RSSRSS stands for Really Simply Syndication.  In short, it’s a technology that allows content placed upon your website to be syndicated throughout the internet easily and in a timely fashion.  It’s been around for quite a while and serves as the foundation of a great many services such as podcasting.

Every once in a while we see or hear of a request from a person or company whose content has been echoed via this mechanism.  When we hear from people, they are usually unhappy that their content appeared on another website and claim copyright issues or infringement.  We’ve always advised our clients to promptly remove the material in question, but this leads us in an odd direction.
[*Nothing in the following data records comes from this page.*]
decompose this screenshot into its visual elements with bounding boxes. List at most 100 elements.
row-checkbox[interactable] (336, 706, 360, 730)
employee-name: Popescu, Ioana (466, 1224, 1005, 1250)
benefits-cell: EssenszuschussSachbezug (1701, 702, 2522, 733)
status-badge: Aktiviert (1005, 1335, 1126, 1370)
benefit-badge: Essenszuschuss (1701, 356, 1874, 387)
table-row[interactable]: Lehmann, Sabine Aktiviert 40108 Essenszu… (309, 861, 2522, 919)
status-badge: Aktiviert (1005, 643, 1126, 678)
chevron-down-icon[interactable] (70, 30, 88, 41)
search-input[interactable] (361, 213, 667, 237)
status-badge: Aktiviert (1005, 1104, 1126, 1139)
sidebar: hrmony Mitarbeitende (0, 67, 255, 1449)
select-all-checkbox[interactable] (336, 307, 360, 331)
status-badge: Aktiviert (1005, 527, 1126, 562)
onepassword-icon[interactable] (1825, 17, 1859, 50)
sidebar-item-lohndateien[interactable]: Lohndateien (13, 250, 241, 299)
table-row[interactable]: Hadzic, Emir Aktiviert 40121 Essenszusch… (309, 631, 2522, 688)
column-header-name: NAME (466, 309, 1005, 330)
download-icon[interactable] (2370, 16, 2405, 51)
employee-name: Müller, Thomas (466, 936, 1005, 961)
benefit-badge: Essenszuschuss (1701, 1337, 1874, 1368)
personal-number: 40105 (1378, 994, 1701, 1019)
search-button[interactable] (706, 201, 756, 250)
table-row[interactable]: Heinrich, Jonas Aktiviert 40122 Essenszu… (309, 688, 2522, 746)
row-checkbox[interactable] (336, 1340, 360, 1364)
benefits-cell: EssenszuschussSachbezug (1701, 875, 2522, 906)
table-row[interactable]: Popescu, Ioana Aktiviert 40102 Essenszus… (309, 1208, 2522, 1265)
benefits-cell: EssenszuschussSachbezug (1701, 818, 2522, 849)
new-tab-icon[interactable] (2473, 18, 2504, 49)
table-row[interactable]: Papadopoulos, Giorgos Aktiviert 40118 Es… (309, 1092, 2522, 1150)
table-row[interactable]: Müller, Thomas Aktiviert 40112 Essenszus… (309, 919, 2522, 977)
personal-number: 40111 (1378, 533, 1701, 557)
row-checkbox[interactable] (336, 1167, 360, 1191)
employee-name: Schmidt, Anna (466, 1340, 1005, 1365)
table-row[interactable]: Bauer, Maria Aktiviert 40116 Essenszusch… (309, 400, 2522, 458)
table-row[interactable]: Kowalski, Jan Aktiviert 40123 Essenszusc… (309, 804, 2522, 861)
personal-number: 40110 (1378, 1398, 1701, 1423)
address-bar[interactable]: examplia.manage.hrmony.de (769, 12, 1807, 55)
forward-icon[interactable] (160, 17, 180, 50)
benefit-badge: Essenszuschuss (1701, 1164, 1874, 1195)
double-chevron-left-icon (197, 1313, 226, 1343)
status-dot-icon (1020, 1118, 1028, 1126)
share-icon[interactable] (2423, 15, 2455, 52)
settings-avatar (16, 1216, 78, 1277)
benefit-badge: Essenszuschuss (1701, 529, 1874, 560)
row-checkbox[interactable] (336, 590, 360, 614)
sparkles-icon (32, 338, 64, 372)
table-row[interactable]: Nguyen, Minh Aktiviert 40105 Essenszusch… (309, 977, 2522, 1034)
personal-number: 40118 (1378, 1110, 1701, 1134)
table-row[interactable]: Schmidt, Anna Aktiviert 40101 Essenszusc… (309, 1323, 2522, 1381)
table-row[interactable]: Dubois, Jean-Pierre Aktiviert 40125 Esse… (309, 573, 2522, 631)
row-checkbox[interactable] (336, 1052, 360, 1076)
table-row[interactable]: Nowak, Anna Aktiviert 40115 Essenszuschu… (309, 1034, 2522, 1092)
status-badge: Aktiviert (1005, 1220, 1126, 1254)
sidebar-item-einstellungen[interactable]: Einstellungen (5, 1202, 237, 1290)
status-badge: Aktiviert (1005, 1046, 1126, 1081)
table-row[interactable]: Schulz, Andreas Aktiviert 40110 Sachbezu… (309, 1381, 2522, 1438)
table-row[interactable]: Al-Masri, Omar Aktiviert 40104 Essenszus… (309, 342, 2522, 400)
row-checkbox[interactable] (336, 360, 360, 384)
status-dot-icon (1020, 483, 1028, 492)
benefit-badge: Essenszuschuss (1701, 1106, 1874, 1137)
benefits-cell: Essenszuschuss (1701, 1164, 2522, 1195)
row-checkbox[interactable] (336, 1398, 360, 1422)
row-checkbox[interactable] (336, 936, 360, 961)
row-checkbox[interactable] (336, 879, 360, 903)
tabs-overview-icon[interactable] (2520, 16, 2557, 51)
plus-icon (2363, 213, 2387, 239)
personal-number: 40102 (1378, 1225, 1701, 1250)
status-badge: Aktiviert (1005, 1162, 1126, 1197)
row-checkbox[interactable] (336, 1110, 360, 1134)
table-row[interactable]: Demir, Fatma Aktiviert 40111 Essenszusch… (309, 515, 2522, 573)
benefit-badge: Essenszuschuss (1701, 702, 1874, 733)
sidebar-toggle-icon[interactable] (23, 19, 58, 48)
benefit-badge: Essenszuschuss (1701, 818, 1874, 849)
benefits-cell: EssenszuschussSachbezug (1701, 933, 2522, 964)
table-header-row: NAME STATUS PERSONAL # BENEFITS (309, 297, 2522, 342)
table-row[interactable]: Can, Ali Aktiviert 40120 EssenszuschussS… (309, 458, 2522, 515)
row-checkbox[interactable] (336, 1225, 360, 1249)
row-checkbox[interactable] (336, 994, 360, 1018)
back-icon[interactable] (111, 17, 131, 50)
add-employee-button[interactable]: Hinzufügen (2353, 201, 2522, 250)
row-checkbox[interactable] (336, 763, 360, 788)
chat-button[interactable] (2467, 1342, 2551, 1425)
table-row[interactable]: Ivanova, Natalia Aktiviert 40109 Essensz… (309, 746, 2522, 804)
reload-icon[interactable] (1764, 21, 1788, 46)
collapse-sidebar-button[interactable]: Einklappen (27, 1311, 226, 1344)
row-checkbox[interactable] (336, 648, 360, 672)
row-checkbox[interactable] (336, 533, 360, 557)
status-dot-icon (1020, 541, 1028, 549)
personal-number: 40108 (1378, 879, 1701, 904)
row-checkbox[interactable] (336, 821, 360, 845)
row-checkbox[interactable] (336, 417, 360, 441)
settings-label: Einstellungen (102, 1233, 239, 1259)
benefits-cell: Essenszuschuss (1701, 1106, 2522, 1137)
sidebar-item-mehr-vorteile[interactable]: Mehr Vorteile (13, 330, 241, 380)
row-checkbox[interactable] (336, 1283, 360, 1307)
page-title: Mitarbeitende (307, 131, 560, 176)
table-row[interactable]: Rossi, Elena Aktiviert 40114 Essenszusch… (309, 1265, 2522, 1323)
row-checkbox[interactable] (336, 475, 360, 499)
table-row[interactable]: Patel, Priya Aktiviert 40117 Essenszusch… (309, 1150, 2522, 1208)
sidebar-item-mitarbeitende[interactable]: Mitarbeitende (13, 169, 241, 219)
The fundamental purpose of supplying an RSS feed on your website is to do just that, syndicate your content.  This is completely different from the other social media “follow-me” type buttons for LinkedIn, Facebook, Twitter, etc.  Those get people to follow your accounts on those various networks while RSS sends your content to them.

This is a key point.  When you place an RSS feed on your website, your asking people to use that technology to consume your content.  As the internet grows and grows into countries that are less likely to adhere to copyright laws, you can bet your content WILL be placed upon other people’s websites.  Expect it, it will happen.

So, what can we do?  Rather than live in fear of this, we need to embrace it.  First,  most blogging technology supports an article summary or introduction type area.  Use this technique to describe the contents of the post and put a hook in to entice people to read your content. 

Second, most RSS modules have the ability to select which content from an article is send out over the feed.  Set up your RSS feed to only carry the article’s introduction and any information you WANT others to repost.